Monday, November 10, 2014

CMIS Document Migration with Apache Chemistry and Camel

The Headache of Data Migration 

Migration of data between different content repositories can be difficult.  The primary goal of a migration project is to move as losslessly as possible the stored files, associated metadata and filing hierarchy from one system into another.  But data migration can be challenging.

Migrations typically require that an analyst first create a detailed map for how document types and properties will be transferred between the two systems, and then a developer implements that strategy by writing a migration script.  The actual migration process can be tedious and involve a sequence of imports and exports and things like parallel intermediate files or databases which hold normalized property data.

Something Easier: The Apache Camel camel-cmis Component

Recently while looking at how to migrate content stored in an Alfresco repository into a Nuxeo repository, I came across a blog article by Bilgin Ibryam about the Apache Camel project connector for CMIS, a component he contributed to the Camel project.  I was impressed by how he was able to define in just two lines of Java code a program that could move all the data from an Alfresco repository into Nuxeo by recursively iterating through the folder hierarchy starting at the repository root node, and preserving the hierarchy in the move.
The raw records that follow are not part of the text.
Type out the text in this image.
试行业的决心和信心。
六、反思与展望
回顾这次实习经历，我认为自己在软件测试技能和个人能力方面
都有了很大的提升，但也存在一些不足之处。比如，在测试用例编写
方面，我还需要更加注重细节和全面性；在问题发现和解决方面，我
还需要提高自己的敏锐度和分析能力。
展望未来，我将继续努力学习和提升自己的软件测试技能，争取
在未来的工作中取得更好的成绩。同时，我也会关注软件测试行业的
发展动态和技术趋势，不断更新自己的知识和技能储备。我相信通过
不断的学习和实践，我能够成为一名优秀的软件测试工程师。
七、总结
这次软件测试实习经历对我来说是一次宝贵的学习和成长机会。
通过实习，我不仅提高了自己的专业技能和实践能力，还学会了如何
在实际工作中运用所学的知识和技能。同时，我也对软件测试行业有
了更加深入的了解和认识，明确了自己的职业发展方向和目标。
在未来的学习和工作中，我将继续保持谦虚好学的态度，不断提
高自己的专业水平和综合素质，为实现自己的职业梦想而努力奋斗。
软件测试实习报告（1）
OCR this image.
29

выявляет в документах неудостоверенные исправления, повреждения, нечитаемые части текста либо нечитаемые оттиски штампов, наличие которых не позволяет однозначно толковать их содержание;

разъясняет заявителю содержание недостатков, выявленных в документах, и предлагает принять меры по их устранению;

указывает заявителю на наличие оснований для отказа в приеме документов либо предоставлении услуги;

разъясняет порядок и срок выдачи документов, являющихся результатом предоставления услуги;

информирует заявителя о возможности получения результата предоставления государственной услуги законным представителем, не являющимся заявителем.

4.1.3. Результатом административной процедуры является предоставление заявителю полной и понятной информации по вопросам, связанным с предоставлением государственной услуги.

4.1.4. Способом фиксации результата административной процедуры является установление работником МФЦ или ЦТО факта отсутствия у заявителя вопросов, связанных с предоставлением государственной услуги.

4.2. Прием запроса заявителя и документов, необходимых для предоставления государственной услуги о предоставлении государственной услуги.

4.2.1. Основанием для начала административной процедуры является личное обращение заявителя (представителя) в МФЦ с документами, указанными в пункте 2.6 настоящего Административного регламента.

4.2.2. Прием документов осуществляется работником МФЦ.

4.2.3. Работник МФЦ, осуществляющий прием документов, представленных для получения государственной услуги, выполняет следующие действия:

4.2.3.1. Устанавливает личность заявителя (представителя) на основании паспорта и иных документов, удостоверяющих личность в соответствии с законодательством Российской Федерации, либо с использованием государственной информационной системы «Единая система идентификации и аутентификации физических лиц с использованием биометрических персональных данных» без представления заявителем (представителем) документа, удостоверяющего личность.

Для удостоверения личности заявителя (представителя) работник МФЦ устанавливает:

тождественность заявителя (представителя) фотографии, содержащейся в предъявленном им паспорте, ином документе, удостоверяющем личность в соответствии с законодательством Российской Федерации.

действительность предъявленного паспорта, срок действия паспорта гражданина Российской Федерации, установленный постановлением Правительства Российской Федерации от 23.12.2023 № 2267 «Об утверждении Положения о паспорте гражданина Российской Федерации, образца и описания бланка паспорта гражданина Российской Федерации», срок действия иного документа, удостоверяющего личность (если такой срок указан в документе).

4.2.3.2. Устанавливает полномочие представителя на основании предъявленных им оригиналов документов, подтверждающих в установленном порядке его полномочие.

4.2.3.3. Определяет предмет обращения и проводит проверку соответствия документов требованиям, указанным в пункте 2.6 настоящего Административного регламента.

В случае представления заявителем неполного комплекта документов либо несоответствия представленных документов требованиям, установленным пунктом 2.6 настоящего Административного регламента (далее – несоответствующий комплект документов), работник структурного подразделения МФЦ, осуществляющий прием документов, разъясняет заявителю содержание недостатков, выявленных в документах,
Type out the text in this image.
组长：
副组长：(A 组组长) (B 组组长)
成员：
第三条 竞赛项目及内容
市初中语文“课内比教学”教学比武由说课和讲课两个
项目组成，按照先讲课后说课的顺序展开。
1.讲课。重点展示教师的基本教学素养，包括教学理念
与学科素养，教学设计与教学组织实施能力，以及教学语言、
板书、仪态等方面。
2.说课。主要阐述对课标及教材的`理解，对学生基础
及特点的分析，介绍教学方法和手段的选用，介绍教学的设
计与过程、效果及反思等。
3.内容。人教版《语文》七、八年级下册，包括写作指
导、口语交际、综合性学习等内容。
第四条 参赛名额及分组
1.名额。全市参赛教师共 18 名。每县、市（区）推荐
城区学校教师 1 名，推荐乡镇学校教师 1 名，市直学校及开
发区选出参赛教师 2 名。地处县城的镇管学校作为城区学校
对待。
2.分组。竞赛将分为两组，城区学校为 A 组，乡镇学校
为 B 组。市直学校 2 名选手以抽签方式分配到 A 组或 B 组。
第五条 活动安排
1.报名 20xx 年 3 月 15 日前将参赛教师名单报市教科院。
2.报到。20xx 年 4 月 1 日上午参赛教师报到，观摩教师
While an indiscriminate migration of all content from one repository into another wasn't exactly what I was looking for, I did find that the camel-cmis component was a good starting point for creating a simple migration tool that could move content easily between CMIS compliant repositories.

Besides the repo-to-repo copy, the camel-cmis component also has the ability to identify groups of documents by using a CMIS query and can then pipe the document data from the result set into the next processing step of a Camel route.

Migrating Engineering Documents from Alfresco to Nuxeo

My goal was to be able to successfully migrate into Nuxeo engineering documents which were stored in Alfresco and defined by a content model and document type based on Alfresco aspects.

To do that, I tweaked the camel-cmis component to accept source and target folders, rather than migrate all documents from the repository starting at the repository root.

I modified the camel-cmis component to accept custom metadata properties, and by using CMIS 1.1 'secondary-types' Alfresco aspect data can also be handled.  Both Nuxeo and Alfresco understand CMIS 1.1.

And finally, I created a simple Camel Message Translator (Java bean) that maps the names of the document types and properties extracted from Alfresco to the names in the content model that are used by Nuxeo.  In this case, the property name translations were defined in a simple key-value property file which, when applied, maps the extracted property names before passing them into Nuxeo.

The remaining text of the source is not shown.